In conclusion, GCA is a serious condition of the elderly that can usually be diagnosed and treated successfully when the physician is attuned to the cardinal manifestations of the disease. A current review of GCA and polymyalgia rheumatica has recently been published.(7)


Footnotes

1Weyland CM. The pathogenesis of giant cell arteritis. J Rheumatol 2000;27: 517-22.
2Martinez-Taboada VM, Blanco R, Armona J et al. Giant cell arteritis with an erythrocyte sedimentation rate lower than 50. Clin Rheumatol 2000;19:73-5.

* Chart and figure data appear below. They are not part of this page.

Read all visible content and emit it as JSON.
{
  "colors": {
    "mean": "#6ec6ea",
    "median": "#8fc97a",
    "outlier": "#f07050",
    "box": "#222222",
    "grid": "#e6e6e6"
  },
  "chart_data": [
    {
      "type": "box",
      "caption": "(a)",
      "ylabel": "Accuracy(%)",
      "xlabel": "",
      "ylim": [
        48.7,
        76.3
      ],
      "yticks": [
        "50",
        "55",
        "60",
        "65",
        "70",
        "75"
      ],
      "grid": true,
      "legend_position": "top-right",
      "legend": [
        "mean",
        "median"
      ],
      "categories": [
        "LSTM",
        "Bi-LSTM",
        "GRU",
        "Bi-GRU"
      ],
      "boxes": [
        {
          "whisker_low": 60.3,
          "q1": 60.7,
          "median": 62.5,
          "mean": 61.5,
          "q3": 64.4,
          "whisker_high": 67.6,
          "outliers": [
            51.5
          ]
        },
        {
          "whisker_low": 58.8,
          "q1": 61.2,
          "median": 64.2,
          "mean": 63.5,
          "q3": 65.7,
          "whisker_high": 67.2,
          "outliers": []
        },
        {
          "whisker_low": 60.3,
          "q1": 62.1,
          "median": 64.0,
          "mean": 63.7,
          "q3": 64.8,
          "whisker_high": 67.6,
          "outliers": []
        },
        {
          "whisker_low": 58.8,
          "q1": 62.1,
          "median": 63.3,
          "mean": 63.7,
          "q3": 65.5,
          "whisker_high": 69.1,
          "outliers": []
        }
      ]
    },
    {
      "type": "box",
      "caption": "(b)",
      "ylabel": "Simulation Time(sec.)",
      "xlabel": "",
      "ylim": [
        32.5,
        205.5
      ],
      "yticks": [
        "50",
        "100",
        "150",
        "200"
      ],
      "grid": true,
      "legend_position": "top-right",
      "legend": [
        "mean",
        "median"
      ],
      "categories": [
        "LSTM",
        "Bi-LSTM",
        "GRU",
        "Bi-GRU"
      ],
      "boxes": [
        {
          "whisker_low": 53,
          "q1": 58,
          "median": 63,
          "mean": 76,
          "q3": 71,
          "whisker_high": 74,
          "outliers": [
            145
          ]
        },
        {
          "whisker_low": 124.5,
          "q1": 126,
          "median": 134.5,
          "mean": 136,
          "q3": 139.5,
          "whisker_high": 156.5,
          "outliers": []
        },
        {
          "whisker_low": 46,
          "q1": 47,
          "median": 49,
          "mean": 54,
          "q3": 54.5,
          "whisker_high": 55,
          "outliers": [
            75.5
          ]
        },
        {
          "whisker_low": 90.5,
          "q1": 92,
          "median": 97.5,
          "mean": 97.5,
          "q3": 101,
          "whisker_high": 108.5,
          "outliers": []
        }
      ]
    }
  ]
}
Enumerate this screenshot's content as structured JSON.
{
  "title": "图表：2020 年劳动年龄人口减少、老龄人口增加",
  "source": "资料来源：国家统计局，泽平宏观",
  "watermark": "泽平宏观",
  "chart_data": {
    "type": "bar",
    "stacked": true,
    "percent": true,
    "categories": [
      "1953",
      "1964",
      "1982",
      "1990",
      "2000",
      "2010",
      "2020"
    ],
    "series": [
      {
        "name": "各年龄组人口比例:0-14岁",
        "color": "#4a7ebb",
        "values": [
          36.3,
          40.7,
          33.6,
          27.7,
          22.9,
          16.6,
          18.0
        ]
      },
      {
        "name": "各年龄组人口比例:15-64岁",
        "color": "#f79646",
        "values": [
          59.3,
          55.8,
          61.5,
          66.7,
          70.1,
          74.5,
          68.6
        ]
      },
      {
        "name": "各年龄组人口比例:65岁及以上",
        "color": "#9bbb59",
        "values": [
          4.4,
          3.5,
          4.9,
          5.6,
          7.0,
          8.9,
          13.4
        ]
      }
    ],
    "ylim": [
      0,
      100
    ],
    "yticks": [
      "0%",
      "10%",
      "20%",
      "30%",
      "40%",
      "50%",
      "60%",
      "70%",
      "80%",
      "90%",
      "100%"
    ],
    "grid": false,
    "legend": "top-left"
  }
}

3O\'Brien JP, Regan W. Actinically degenerate elastic tissue: The prime antigen in the giant cell (temporal) arteritis syndrome? Clin Exptl Rheum 1998; 39-48.
4Fernandez-Herlihy L. Temporal arteritis: Clinical aids to diagnosis. J Rheumatol 1988;15:1797-1801.
5Healey LA. Polymyalgia rheumatica and giant cell arteritis. (In) McCarty and Koopman, eds. Arthritis and Allied Conditions. 12th ed. Philadelphia, Lea & Feibiger, 1995, pp 1377-1382.
6Weyland CM, Fulbright JW, Hunder GG, et al. Treatment of giant cell arteritis: Interleukin-6 as a biologic marker of disease activity. Arthritis Rheum 2000; 43:1041-8.
7Salvarani C, Cantini F, Boiardi L, Hunder GG. Polymyalgia rheumatica and giant cell arteritis. NEngJM 2002, 347:261-271.